The Gphone could also eventually be used to help locate and monitor movements of troops in battle and transmit maps and other critical information to them, Arnold said, referring to another patent. Perhaps it could be a phone with medical uses that could monitor your heart and pulse and call emergency personnel if you have a heart attack, or alert you to less severe activity, he said.

In another patent, Google envisions phones serving as individual nodes on a large mesh network that can be used to receive and transmit all kinds of data in all directions, according to Arnold.
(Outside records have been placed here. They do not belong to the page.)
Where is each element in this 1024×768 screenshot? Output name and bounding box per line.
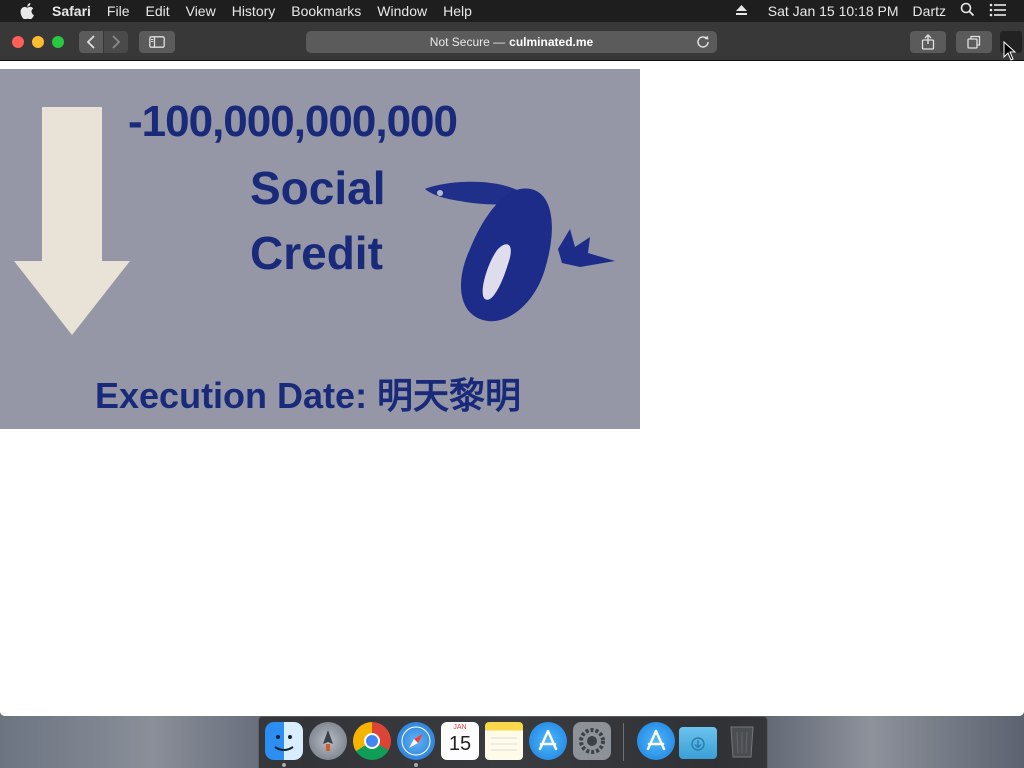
safari-running-indicator	[414, 763, 418, 767]
back-button[interactable]	[79, 31, 103, 53]
notes-icon[interactable]	[485, 722, 523, 760]
safari-toolbar: Not Secure — culminated.me	[0, 22, 1024, 61]
menu-file[interactable]: File	[99, 0, 138, 22]
execution-date: Execution Date: 明天黎明	[95, 375, 522, 416]
back-icon	[86, 35, 95, 49]
eject-icon[interactable]	[728, 3, 755, 19]
share-button[interactable]	[910, 31, 946, 53]
downloads-folder-icon[interactable]	[679, 727, 717, 759]
calendar-icon[interactable]: JAN 15	[441, 722, 479, 760]
app-store-download-icon[interactable]	[637, 722, 675, 760]
close-window-button[interactable]	[12, 36, 24, 48]
menu-window[interactable]: Window	[369, 0, 435, 22]
share-icon	[921, 34, 935, 50]
social-credit-banner: -100,000,000,000 Social Credit Execution…	[0, 69, 640, 429]
credit-amount: -100,000,000,000	[128, 97, 458, 146]
mouse-cursor-icon	[1003, 41, 1017, 61]
finder-icon[interactable]	[265, 722, 303, 760]
menu-safari[interactable]: Safari	[44, 0, 99, 22]
dock-separator	[623, 723, 624, 761]
sidebar-button[interactable]	[139, 31, 175, 53]
menu-bookmarks[interactable]: Bookmarks	[283, 0, 369, 22]
menu-user[interactable]: Dartz	[906, 3, 953, 19]
down-arrow-icon	[14, 107, 130, 335]
calendar-day: 15	[448, 733, 472, 755]
calendar-month: JAN	[453, 724, 467, 731]
social-text: Social	[250, 162, 386, 214]
launchpad-icon[interactable]	[309, 722, 347, 760]
page-content: -100,000,000,000 Social Credit Execution…	[0, 61, 1024, 716]
bird-icon	[425, 181, 615, 322]
system-preferences-icon[interactable]	[573, 722, 611, 760]
sidebar-icon	[149, 36, 165, 48]
menu-bar: Safari File Edit View History Bookmarks …	[0, 0, 1024, 22]
dock: JAN 15	[258, 716, 768, 768]
finder-running-indicator	[282, 763, 286, 767]
menu-clock[interactable]: Sat Jan 15 10:18 PM	[761, 3, 906, 19]
safari-icon[interactable]	[397, 722, 435, 760]
apple-icon[interactable]	[18, 0, 36, 22]
forward-button[interactable]	[104, 31, 128, 53]
list-icon[interactable]	[982, 3, 1014, 20]
credit-text: Credit	[250, 227, 383, 279]
minimize-window-button[interactable]	[32, 36, 44, 48]
menu-view[interactable]: View	[178, 0, 224, 22]
zoom-window-button[interactable]	[52, 36, 64, 48]
tabs-overview-button[interactable]	[956, 31, 992, 53]
chrome-icon[interactable]	[353, 722, 391, 760]
search-icon[interactable]	[953, 2, 982, 20]
safari-window: Not Secure — culminated.me -100,000,000,…	[0, 22, 1024, 716]
trash-icon[interactable]	[723, 722, 761, 760]
url-text: culminated.me	[509, 35, 594, 49]
menu-history[interactable]: History	[224, 0, 284, 22]
tabs-icon	[967, 35, 981, 49]
address-bar[interactable]: Not Secure — culminated.me	[306, 31, 717, 53]
menu-edit[interactable]: Edit	[137, 0, 177, 22]
forward-icon	[112, 35, 121, 49]
menu-help[interactable]: Help	[435, 0, 480, 22]
reload-icon[interactable]	[695, 34, 711, 50]
app-store-icon[interactable]	[529, 722, 567, 760]
security-label: Not Secure —	[429, 35, 506, 49]
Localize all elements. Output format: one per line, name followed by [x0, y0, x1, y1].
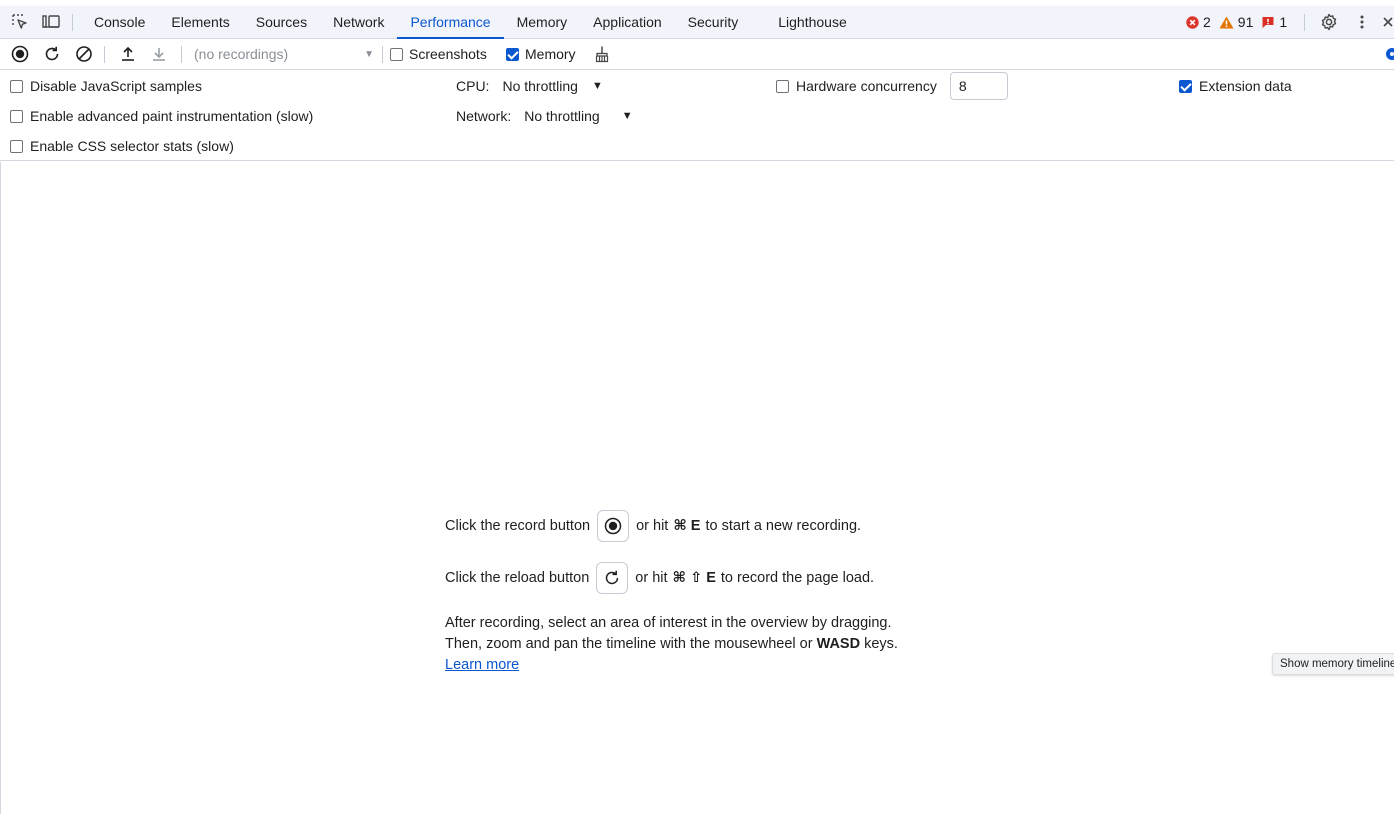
more-options-icon[interactable] — [1348, 6, 1376, 38]
clear-button[interactable] — [72, 39, 96, 69]
reload-instruction-suffix: to record the page load. — [720, 570, 875, 586]
reload-shortcut: ⌘ ⇧ E — [672, 570, 716, 586]
reload-icon — [45, 46, 59, 61]
reload-instruction-or: or hit — [635, 570, 668, 586]
clear-icon — [76, 46, 92, 62]
hardware-concurrency-label: Hardware concurrency — [796, 78, 937, 94]
cpu-label: CPU: — [456, 78, 490, 94]
performance-toolbar: (no recordings) ▼ Screenshots Memory — [0, 39, 1394, 70]
toolbar-separator — [181, 46, 182, 63]
reload-record-button[interactable] — [40, 39, 64, 69]
advanced-paint-checkbox[interactable] — [10, 109, 23, 123]
tab-sources[interactable]: Sources — [243, 6, 320, 38]
landing-reload-button[interactable] — [596, 562, 629, 594]
record-shortcut: ⌘ E — [673, 518, 701, 534]
cpu-throttling-value: No throttling — [502, 78, 578, 94]
help-line-1: After recording, select an area of inter… — [445, 615, 892, 631]
chevron-down-icon: ▼ — [591, 80, 603, 92]
record-instruction-text: Click the record button — [445, 518, 591, 534]
toolbar-separator — [104, 46, 105, 63]
after-recording-help: After recording, select an area of inter… — [445, 613, 898, 676]
recordings-dropdown[interactable]: (no recordings) ▼ — [194, 39, 378, 69]
css-selector-stats-label: Enable CSS selector stats (slow) — [30, 138, 234, 154]
error-count: 2 — [1203, 14, 1211, 30]
advanced-paint-option[interactable]: Enable advanced paint instrumentation (s… — [10, 106, 313, 126]
close-devtools-icon[interactable] — [1378, 6, 1394, 38]
reload-instruction: Click the reload button or hit ⌘ ⇧ E to … — [445, 562, 874, 594]
tab-performance[interactable]: Performance — [397, 6, 504, 39]
chevron-down-icon: ▼ — [364, 48, 374, 60]
hardware-concurrency-option[interactable]: Hardware concurrency 8 — [776, 72, 1008, 100]
toolbar-separator — [382, 46, 383, 63]
extension-data-label: Extension data — [1199, 78, 1292, 94]
network-throttling-value: No throttling — [524, 108, 600, 124]
screenshots-toggle[interactable]: Screenshots — [390, 39, 487, 69]
tab-console[interactable]: Console — [81, 6, 158, 38]
help-line-2: Then, zoom and pan the timeline with the… — [445, 634, 898, 655]
network-throttling-select[interactable]: Network: No throttling ▼ — [456, 106, 633, 126]
tab-lighthouse[interactable]: Lighthouse — [765, 6, 860, 38]
record-instruction-suffix: to start a new recording. — [705, 518, 862, 534]
landing-record-button[interactable] — [597, 510, 630, 542]
record-icon — [604, 517, 622, 535]
help-line-2-suffix: keys. — [864, 636, 898, 652]
memory-checkbox[interactable] — [506, 47, 519, 61]
memory-label: Memory — [525, 46, 576, 62]
capture-settings-icon[interactable] — [1380, 39, 1394, 69]
record-instruction: Click the record button or hit ⌘ E to st… — [445, 510, 861, 542]
tab-application[interactable]: Application — [580, 6, 675, 38]
hardware-concurrency-input[interactable]: 8 — [949, 72, 1008, 100]
disable-js-samples-checkbox[interactable] — [10, 79, 23, 93]
record-instruction-or: or hit — [636, 518, 669, 534]
error-icon — [1186, 15, 1199, 29]
reload-instruction-text: Click the reload button — [445, 570, 590, 586]
record-button[interactable] — [8, 39, 32, 69]
panel-left-border — [0, 162, 1, 814]
capture-settings-pane: Disable JavaScript samples Enable advanc… — [0, 70, 1394, 161]
warning-count: 91 — [1237, 14, 1254, 30]
screenshots-label: Screenshots — [409, 46, 487, 62]
css-selector-stats-option[interactable]: Enable CSS selector stats (slow) — [10, 136, 234, 156]
help-line-2-text: Then, zoom and pan the timeline with the… — [445, 636, 813, 652]
upload-icon — [122, 46, 134, 61]
issue-flag-icon — [1262, 16, 1274, 28]
tab-network[interactable]: Network — [320, 6, 397, 38]
network-label: Network: — [456, 108, 512, 124]
reload-icon — [606, 570, 619, 585]
disable-js-samples-option[interactable]: Disable JavaScript samples — [10, 76, 202, 96]
learn-more-link[interactable]: Learn more — [445, 657, 519, 673]
collect-garbage-button[interactable] — [590, 39, 614, 69]
record-icon — [11, 45, 29, 63]
css-selector-stats-checkbox[interactable] — [10, 139, 23, 153]
devtools-tabbar: Console Elements Sources Network Perform… — [0, 6, 1394, 39]
issue-count: 1 — [1279, 14, 1288, 30]
tabbar-separator — [72, 14, 73, 31]
device-toolbar-icon[interactable] — [37, 6, 65, 38]
tab-elements[interactable]: Elements — [158, 6, 242, 38]
status-separator — [1304, 14, 1305, 31]
memory-tooltip: Show memory timeline — [1272, 653, 1394, 675]
load-profile-button[interactable] — [116, 39, 140, 69]
save-profile-button[interactable] — [147, 39, 171, 69]
broom-icon — [595, 46, 609, 63]
advanced-paint-label: Enable advanced paint instrumentation (s… — [30, 108, 314, 124]
screenshots-checkbox[interactable] — [390, 47, 403, 61]
recordings-dropdown-value: (no recordings) — [194, 46, 289, 62]
inspect-element-icon[interactable] — [6, 6, 34, 38]
memory-toggle[interactable]: Memory — [506, 39, 576, 69]
panel-tabs: Console Elements Sources Network Perform… — [81, 6, 860, 39]
help-line-2-keys: WASD — [816, 636, 861, 652]
cpu-throttling-select[interactable]: CPU: No throttling ▼ — [456, 76, 603, 96]
download-icon — [153, 48, 165, 61]
disable-js-samples-label: Disable JavaScript samples — [30, 78, 202, 94]
tab-security[interactable]: Security — [675, 6, 752, 38]
hardware-concurrency-checkbox[interactable] — [776, 79, 789, 93]
console-status-counters[interactable]: 2 91 1 — [1186, 6, 1295, 38]
tab-memory[interactable]: Memory — [504, 6, 581, 38]
chevron-down-icon: ▼ — [621, 110, 633, 122]
settings-gear-icon[interactable] — [1315, 6, 1343, 38]
warning-icon — [1219, 16, 1234, 28]
extension-data-option[interactable]: Extension data — [1179, 76, 1292, 96]
extension-data-checkbox[interactable] — [1179, 79, 1192, 93]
Whether Google wants to merely extend its lucrative advertising business model to the wireless space, or whether it wants to create software and services that underlie a multi-function device, there's no doubt the company sees mobile telephony as a vital market.

"Google is a bit anxious about accelerating its mobile market," Sterling said. "Their multi-faceted approach with voice applications, the potential [bidding for wireless] spectrum licences, lobbying on behalf of open networks, the development of software, the potential emergence of a Google Phone, all represents a pretty aggressive push which would suggest that they see urgency here."

Google's potential bid on the 700MHz wireless spectrum poses a serious threat to mobile telephony carriers who worry that the search company will transmogrify into a service provider. "It feels like Google is trying to be a disruptive force in the cellular industry in the US to potentially drive behaviour change," said Derek Brown, an analyst at Cantor Fitzgerald.

Of course, that's speculation as well, at least until a Gphone actually turns up in the wild.